Resulta curioso cómo la vejez acerca a los humanos al estado de bebé. Porque ahora ella es como tú: incapaz de moverse o incluso de sobrevivir sola. Y, sin darnos cuenta, sin querer, sin pensarlo, todos le hablamos como a un bebé, empleando un tono agudo al dirigirnos a ella y moviendo exageradamente la boca.
Me ha sorprendido ver que alguien ha colgado en la cabecera de su cama una estampita de la Virgen de la Asunción. Le he preguntado a Caridad quién la ha puesto ahí y me ha contestado que no está segura, pero que juraría que mi padre, lo que me ha sorprendido todavía más, porque de toda la vida siempre fue muy escéptico con respecto a lo que consideraba supercherías.

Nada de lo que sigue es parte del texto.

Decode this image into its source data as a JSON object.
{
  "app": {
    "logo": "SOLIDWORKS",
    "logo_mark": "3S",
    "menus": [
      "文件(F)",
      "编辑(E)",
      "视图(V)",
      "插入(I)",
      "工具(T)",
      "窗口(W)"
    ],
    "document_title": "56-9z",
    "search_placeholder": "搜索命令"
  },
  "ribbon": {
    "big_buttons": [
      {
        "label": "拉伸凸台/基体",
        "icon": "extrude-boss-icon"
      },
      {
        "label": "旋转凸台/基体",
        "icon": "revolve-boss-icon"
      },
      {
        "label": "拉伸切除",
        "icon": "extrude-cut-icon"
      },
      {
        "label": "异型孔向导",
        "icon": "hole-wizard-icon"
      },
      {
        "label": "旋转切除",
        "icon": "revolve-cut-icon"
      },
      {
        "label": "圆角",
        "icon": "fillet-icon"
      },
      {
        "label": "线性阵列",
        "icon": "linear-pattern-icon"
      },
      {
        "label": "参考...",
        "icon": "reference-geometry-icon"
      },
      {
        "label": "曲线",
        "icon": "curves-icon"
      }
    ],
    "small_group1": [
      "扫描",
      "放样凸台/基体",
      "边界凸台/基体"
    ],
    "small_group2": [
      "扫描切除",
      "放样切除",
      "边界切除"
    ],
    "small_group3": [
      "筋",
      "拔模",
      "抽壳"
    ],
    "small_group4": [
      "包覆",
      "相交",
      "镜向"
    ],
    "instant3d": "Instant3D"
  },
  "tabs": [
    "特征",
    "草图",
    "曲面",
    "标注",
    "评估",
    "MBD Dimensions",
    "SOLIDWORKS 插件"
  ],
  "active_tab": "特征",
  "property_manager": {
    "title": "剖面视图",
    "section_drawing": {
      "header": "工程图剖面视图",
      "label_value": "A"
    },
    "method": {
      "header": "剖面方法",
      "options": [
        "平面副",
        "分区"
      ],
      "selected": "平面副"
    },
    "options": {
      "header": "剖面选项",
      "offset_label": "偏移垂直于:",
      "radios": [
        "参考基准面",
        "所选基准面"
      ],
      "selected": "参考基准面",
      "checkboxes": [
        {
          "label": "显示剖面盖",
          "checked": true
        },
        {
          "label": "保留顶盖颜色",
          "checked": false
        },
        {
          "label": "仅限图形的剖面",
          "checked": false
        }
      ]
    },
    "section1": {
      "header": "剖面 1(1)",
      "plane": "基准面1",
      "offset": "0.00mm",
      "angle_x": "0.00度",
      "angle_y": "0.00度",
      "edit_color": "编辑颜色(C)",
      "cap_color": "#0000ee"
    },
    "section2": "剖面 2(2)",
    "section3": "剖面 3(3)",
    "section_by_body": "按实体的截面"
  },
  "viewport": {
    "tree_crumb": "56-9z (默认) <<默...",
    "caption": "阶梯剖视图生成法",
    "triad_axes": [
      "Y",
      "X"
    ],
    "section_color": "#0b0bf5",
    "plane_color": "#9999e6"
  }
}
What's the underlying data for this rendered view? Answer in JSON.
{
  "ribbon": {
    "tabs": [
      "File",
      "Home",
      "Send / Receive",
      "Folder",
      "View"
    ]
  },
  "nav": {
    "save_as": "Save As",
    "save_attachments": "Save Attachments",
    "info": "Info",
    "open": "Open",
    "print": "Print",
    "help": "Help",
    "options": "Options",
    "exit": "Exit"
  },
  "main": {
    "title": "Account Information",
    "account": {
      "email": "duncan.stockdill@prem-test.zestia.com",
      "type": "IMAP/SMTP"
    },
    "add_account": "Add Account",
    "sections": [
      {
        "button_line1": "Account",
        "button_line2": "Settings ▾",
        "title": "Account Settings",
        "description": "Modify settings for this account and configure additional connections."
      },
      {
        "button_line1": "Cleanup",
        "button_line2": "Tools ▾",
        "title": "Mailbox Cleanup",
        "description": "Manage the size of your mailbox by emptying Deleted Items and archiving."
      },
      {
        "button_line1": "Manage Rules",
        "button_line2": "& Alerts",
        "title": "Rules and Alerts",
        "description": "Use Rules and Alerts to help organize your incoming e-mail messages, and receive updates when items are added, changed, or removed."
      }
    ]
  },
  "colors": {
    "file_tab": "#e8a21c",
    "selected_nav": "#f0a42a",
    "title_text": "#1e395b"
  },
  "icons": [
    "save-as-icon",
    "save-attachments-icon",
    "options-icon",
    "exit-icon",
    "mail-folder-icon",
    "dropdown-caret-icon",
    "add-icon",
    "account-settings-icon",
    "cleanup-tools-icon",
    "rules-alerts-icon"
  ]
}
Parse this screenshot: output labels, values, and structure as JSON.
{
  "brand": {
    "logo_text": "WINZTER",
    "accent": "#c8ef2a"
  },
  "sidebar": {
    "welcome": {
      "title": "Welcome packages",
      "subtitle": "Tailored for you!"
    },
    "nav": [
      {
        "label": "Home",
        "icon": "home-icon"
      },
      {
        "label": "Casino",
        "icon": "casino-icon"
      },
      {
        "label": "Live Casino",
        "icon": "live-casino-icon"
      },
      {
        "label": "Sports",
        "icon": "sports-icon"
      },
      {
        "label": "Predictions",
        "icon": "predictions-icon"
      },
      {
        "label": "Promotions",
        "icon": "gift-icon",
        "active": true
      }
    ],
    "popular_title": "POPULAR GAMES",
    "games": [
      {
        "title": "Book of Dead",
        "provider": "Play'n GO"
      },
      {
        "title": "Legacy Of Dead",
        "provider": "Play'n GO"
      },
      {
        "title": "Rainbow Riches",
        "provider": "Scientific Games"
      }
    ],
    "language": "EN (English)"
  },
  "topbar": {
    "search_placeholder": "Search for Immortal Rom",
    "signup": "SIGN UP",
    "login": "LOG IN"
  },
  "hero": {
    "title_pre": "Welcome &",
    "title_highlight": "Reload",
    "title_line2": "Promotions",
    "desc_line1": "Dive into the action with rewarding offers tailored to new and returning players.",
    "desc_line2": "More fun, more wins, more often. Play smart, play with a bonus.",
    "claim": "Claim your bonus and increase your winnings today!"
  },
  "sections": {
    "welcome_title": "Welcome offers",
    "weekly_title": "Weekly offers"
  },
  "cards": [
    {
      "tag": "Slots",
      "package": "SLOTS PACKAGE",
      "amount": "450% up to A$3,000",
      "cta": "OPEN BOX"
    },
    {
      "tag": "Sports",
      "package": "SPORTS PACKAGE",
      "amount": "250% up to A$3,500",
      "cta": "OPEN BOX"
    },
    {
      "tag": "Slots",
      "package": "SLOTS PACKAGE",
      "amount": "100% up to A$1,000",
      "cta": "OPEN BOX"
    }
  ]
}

Mi madre sufría una cardiopatía congénita que los profesionales no supieron diagnosticarle hasta los veintitantos años. Cuando ella era pequeña, en Alicante, el médico aseguró que sufría fiebres reumáticas. Le costaba muchísimo hacer esfuerzos, se ahogaba si tenía que ascender por un tramo de escalones, no podía cargar con las bolsas si iba a la compra y siempre estaba sufriendo de palpitaciones. Sus manos, desde que yo las recuerdo, llamaban mucho la atención porque eran blancas como la cera, exangües, consumidas, de dedos largos y frágiles como pequeñas cañas de bambú y surcadas, desde las muñecas a los nudillos, de finos ramales verdiazules. Cuando tenía una crisis de palpitaciones los labios se le ponían de color violeta y parecía una resucitada. Por eso había adquirido el hábito de llevarlos siempre pintados y de no salir a ninguna parte sin un pintalabios y un espejito de bolsillo. Este aspecto lánguido y enfermizo no mermaba su belleza, más bien al contrario: de la enfermedad le venía la extrema delgadez y el aire elegante y delicado.